I’ve always wanted to get inside the Mercantile Exchange Building at 6 Harrison at Hudson and this listing from broker Nicole Gary got my attention quick. At first I thought it was a residential conversion, but it’s a 7000-square-foot commercial condo (duh on my part). But that makes it is just about the coolest office space in the neighborhood.
It’s not for the pampered set. To get to your desk it’s an elevator ride to the fifth floor then a walk up some steep stairs to what is essentially the attic of the 140-year-old building. But then you are living Tribeca history.
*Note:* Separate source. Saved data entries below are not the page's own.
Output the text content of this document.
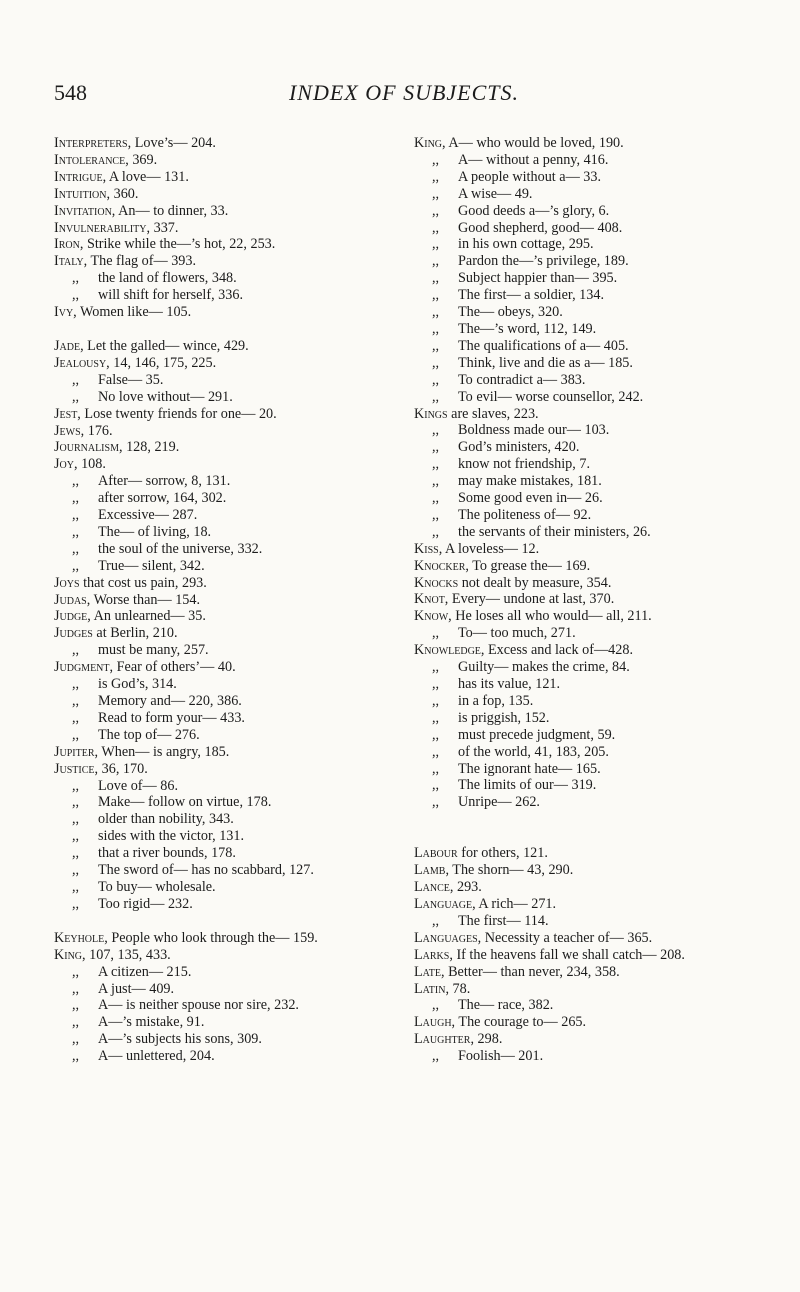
548	INDEX OF SUBJECTS.
Interpreters, Love’s— 204.
Intolerance, 369.
Intrigue, A love— 131.
Intuition, 360.
Invitation, An— to dinner, 33.
Invulnerability, 337.
Iron, Strike while the—’s hot, 22, 253.
Italy, The flag of— 393.
,, the land of flowers, 348.
,, will shift for herself, 336.
Ivy, Women like— 105.
Jade, Let the galled— wince, 429.
Jealousy, 14, 146, 175, 225.
,, False— 35.
,, No love without— 291.
Jest, Lose twenty friends for one— 20.
Jews, 176.
Journalism, 128, 219.
Joy, 108.
,, After— sorrow, 8, 131.
,, after sorrow, 164, 302.
,, Excessive— 287.
,, The— of living, 18.
,, the soul of the universe, 332.
,, True— silent, 342.
Joys that cost us pain, 293.
Judas, Worse than— 154.
Judge, An unlearned— 35.
Judges at Berlin, 210.
,, must be many, 257.
Judgment, Fear of others’— 40.
,, is God’s, 314.
,, Memory and— 220, 386.
,, Read to form your— 433.
,, The top of— 276.
Jupiter, When— is angry, 185.
Justice, 36, 170.
,, Love of— 86.
,, Make— follow on virtue, 178.
,, older than nobility, 343.
,, sides with the victor, 131.
,, that a river bounds, 178.
,, The sword of— has no scabbard, 127.
,, To buy— wholesale.
,, Too rigid— 232.
Keyhole, People who look through the— 159.
King, 107, 135, 433.
,, A citizen— 215.
,, A just— 409.
,, A— is neither spouse nor sire, 232.
,, A—’s mistake, 91.
,, A—’s subjects his sons, 309.
,, A— unlettered, 204.
King, A— who would be loved, 190.
,, A— without a penny, 416.
,, A people without a— 33.
,, A wise— 49.
,, Good deeds a—’s glory, 6.
,, Good shepherd, good— 408.
,, in his own cottage, 295.
,, Pardon the—’s privilege, 189.
,, Subject happier than— 395.
,, The first— a soldier, 134.
,, The— obeys, 320.
,, The—’s word, 112, 149.
,, The qualifications of a— 405.
,, Think, live and die as a— 185.
,, To contradict a— 383.
,, To evil— worse counsellor, 242.
Kings are slaves, 223.
,, Boldness made our— 103.
,, God’s ministers, 420.
,, know not friendship, 7.
,, may make mistakes, 181.
,, Some good even in— 26.
,, The politeness of— 92.
,, the servants of their ministers, 26.
Kiss, A loveless— 12.
Knocker, To grease the— 169.
Knocks not dealt by measure, 354.
Knot, Every— undone at last, 370.
Know, He loses all who would— all, 211.
,, To— too much, 271.
Knowledge, Excess and lack of—428.
,, Guilty— makes the crime, 84.
,, has its value, 121.
,, in a fop, 135.
,, is priggish, 152.
,, must precede judgment, 59.
,, of the world, 41, 183, 205.
,, The ignorant hate— 165.
,, The limits of our— 319.
,, Unripe— 262.
Labour for others, 121.
Lamb, The shorn— 43, 290.
Lance, 293.
Language, A rich— 271.
,, The first— 114.
Languages, Necessity a teacher of— 365.
Larks, If the heavens fall we shall catch— 208.
Late, Better— than never, 234, 358.
Latin, 78.
,, The— race, 382.
Laugh, The courage to— 265.
Laughter, 298.
,, Foolish— 201.
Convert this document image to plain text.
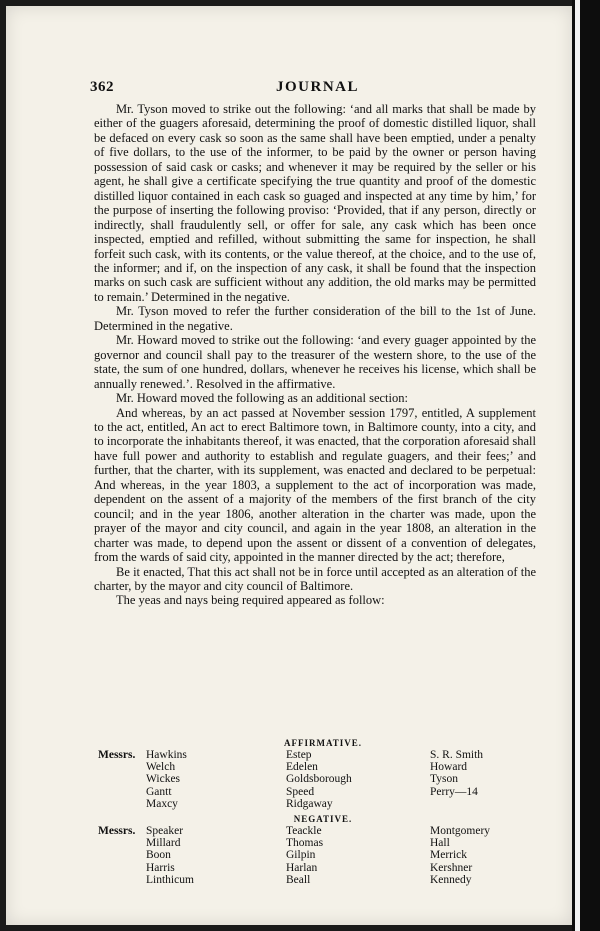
362	JOURNAL

Mr. Tyson moved to strike out the following: ‘and all marks that shall be made by either of the guagers aforesaid, determining the proof of domestic distilled liquor, shall be defaced on every cask so soon as the same shall have been emptied, under a penalty of five dollars, to the use of the informer, to be paid by the owner or person having possession of said cask or casks; and whenever it may be required by the seller or his agent, he shall give a certificate specifying the true quantity and proof of the domestic distilled liquor contained in each cask so guaged and inspected at any time by him,’ for the purpose of inserting the following proviso: ‘Provided, that if any person, directly or indirectly, shall fraudulently sell, or offer for sale, any cask which has been once inspected, emptied and refilled, without submitting the same for inspection, he shall forfeit such cask, with its contents, or the value thereof, at the choice, and to the use of, the informer; and if, on the inspection of any cask, it shall be found that the inspection marks on such cask are sufficient without any addition, the old marks may be permitted to remain.’ Determined in the negative.

Mr. Tyson moved to refer the further consideration of the bill to the 1st of June. Determined in the negative.

Mr. Howard moved to strike out the following: ‘and every guager appointed by the governor and council shall pay to the treasurer of the western shore, to the use of the state, the sum of one hundred, dollars, whenever he receives his license, which shall be annually renewed.’. Resolved in the affirmative.

Mr. Howard moved the following as an additional section:

And whereas, by an act passed at November session 1797, entitled, A supplement to the act, entitled, An act to erect Baltimore town, in Baltimore county, into a city, and to incorporate the inhabitants thereof, it was enacted, that the corporation aforesaid shall have full power and authority to establish and regulate guagers, and their fees;’ and further, that the charter, with its supplement, was enacted and declared to be perpetual: And whereas, in the year 1803, a supplement to the act of incorporation was made, dependent on the assent of a majority of the members of the first branch of the city council; and in the year 1806, another alteration in the charter was made, upon the prayer of the mayor and city council, and again in the year 1808, an alteration in the charter was made, to depend upon the assent or dissent of a convention of delegates, from the wards of said city, appointed in the manner directed by the act; therefore,

Be it enacted, That this act shall not be in force until accepted as an alteration of the charter, by the mayor and city council of Baltimore.

The yeas and nays being required appeared as follow:

AFFIRMATIVE.
Messrs. Hawkins
Welch
Wickes
Gantt
Maxcy
Estep
Edelen
Goldsborough
Speed
Ridgaway
S. R. Smith
Howard
Tyson
Perry—14
NEGATIVE.
Messrs. Speaker
Millard
Boon
Harris
Linthicum
Teackle
Thomas
Gilpin
Harlan
Beall
Montgomery
Hall
Merrick
Kershner
Kennedy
There are the most amazing wood beams throughout, reinforced with steel, and you can see out the round window of the tower as well as the dormer windows on the east and south side. A huge skylight stretches along the entire peak. The offices are open to the main room, but are sunken from the entrance level and separated by walls from each other.
Read an excerpt from the history of the Exchange in Tom Miller’s account of the building below; it was also the home of Chanterelle from 1989 to 2009 and the Dia Art Foundation from 1977 to 1985, when its founders renovated the building to house “Dream House,” a sound and light installation created by minimalist composer La Monte Young and multimedia artist Marian Zazeela.
In the middle of the 19th century, buyers and sellers of various commodities recognized the need to organize in order to maintain quality and standards, to eliminate questionable practices and set down rules of doing business. Among the several “exchanges” was the Butter and Cheese Exchange of New York, formed in 1872 when the dairy men broke off from the Produce Exchange.
The new exchange quickly broadened its base, admitting the egg trade soon after (and changing the name to the Butter, Cheese and Egg Exchange), then including dried fruits, poultry and canned goods in 1882 when the name was changed again to the all-inclusive New York Mercantile Exchange.
Three years later, in 1885, grocers were admitted to the exchange. By now there were 801 members and as additional trades were added, the membership was limited to 1000 with an initiation fee of $500. The growth demanded a larger space to conduct business and land was purchased from the Trinity Corporation at the corner of Harrison and Hudson Streets for a new building.
Architect Thomas R. Jackson was commissioned to design the new exchange. Jackson, who had been head draftsman under Richard Upjohn, created a five-story red brick Queen Anne style building with an imposing off-set tower over the Harrison Street entrance. The finished structure cost $400,000. Rusticated granite pillars, terra cotta Corinthian capitols on brick pilasters and carved stone ornamentation combined with gables paired stone columns on the fifth floor and picturesque dormers in the tower’s mansard cap created a visual feast.
By 1939, the Exchange was the trading center for 7,500,000 cases of eggs and 3,500,000 tubs of butter every year. Business was conducted throughout most of the 20th Century here; with a high-speed ticker system being installed in 1972, the year of the Exchange’s centennial. That year The Times remarked on the wide variety of commodities being exchanged. The old building was, it said, “where futures in Maine potatoes, platinum, United States silver coins, imported boneless beef and palladium are traded.”
In 1994, the New York Mercantile Exchange, by now called NYMEX, merged with COMEX and left the venerable old brick building, moving to a new trading facility at 4 World Trade Center (and three years later to the World Financial Center). For a period the building was home to Local 1180 of the Communications Workers of America. Today the structure has been sensitively converted into condominiums with a restaurant on the ground floor.
My favorite building in the neighborhood. Thanks for post this.
Spectacular space! Thanks for the photos!